If we want to get an idea on how we engage in expecting at the micro level — which reflects the macro level — then we can start looking at where situations repeat in our life.
Are we always late because we don't give ourselves enough time to navigate through the traffic? That's an expectation. We engage in the same behaviors and cross our fingers hoping that "this time" things will work out. We keep trying, but our trying is shaded by a lack of grounded reality.
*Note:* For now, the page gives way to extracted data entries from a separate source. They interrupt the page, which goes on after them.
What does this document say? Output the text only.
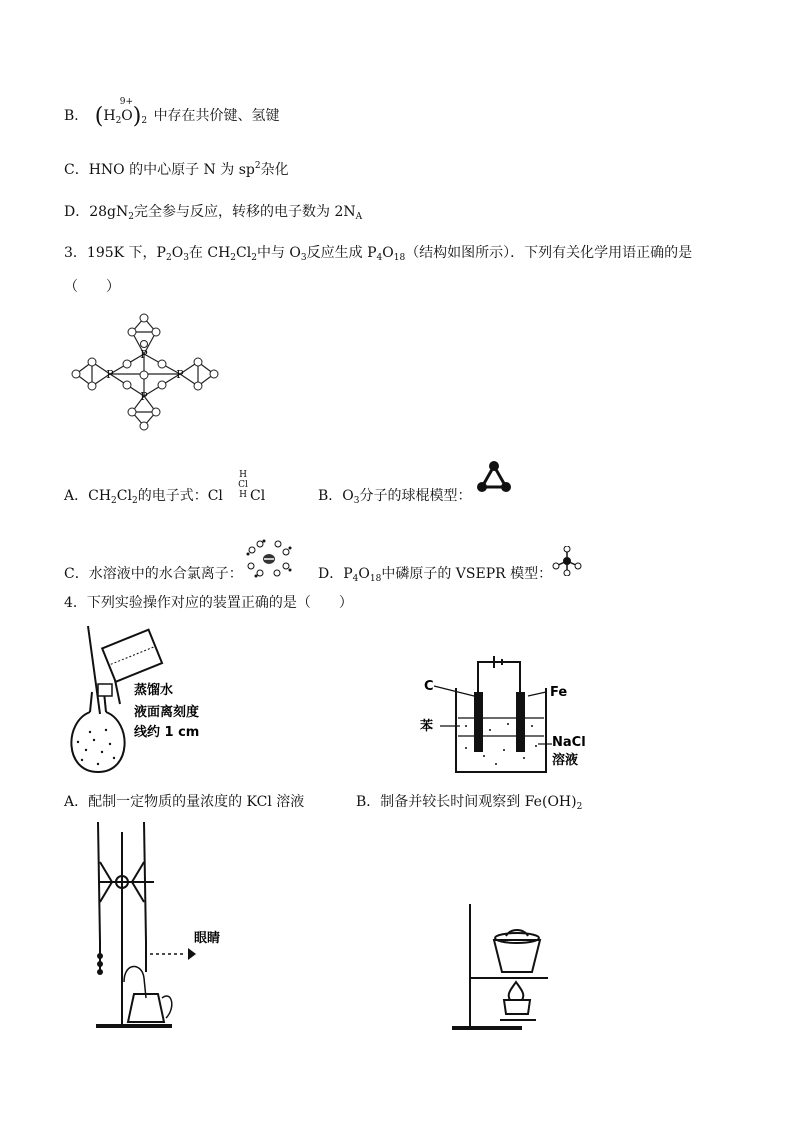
B． ($H_2O$
9+
)$_2$ 中存在共价键、氢键
C．HNO 的中心原子 N 为 $sp^2$杂化
D．$28gN_2$完全参与反应，转移的电子数为 $2N_A$
3．195K 下，$P_2O_3$在 $CH_2Cl_2$中与 $O_3$反应生成 $P_4O_{18}$（结构如图所示）．下列有关化学用语正确的是
（　　）
P
P	P
P
A．$CH_2Cl_2$的电子式：Cl
H
Cl
H Cl	B．$O_3$分子的球棍模型：
C．水溶液中的水合氯离子：	D．$P_4O_{18}$中磷原子的 VSEPR 模型：
4．下列实验操作对应的装置正确的是（　　）
蒸馏水
液面离刻度
线约 1 cm
C	Fe
苯
NaCl
溶液
A．配制一定物质的量浓度的 KCl 溶液	B．制备并较长时间观察到 $Fe(OH)_2$
眼睛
Do we continually jump headlong into relationships only to resurface emotionally disappointed? Maybe if we didn't jump so quickly we wouldn't look back, scratching our heads and saying "What just happened here!?!" So engaging in expectations — whether hopeful positive ones or pessimistic ones — is a mild form of madness in a way. We're engaging in a behavior that is putting a filter on reality, meanwhile hoping reality turns out how we hope.
And now how do we react to our disappointments?
Do we overly blame ourselves? Do we overly blame others? Do we get angry with the gods above and shake our fist at the sky? Do we become angry, sulky, bitter, disillusioned?
Or are we ready to change our world views? Do we look at ourselves and objectively examine where we could do better, where we could change, where we could empower ourselves further? And do we accept that in some instances we simply need to let go of trying to control the outside world and accept this aspect of life that is the unknown?
Our reactions to our disappointments set the stage to how we interact with the world around us and whether or not the cycle of expectation, disappointment, anger continues. Or little by little we bring this merry-go-round to a halt, disembark from the ride and go find another pastime that is more interesting and fulfilling.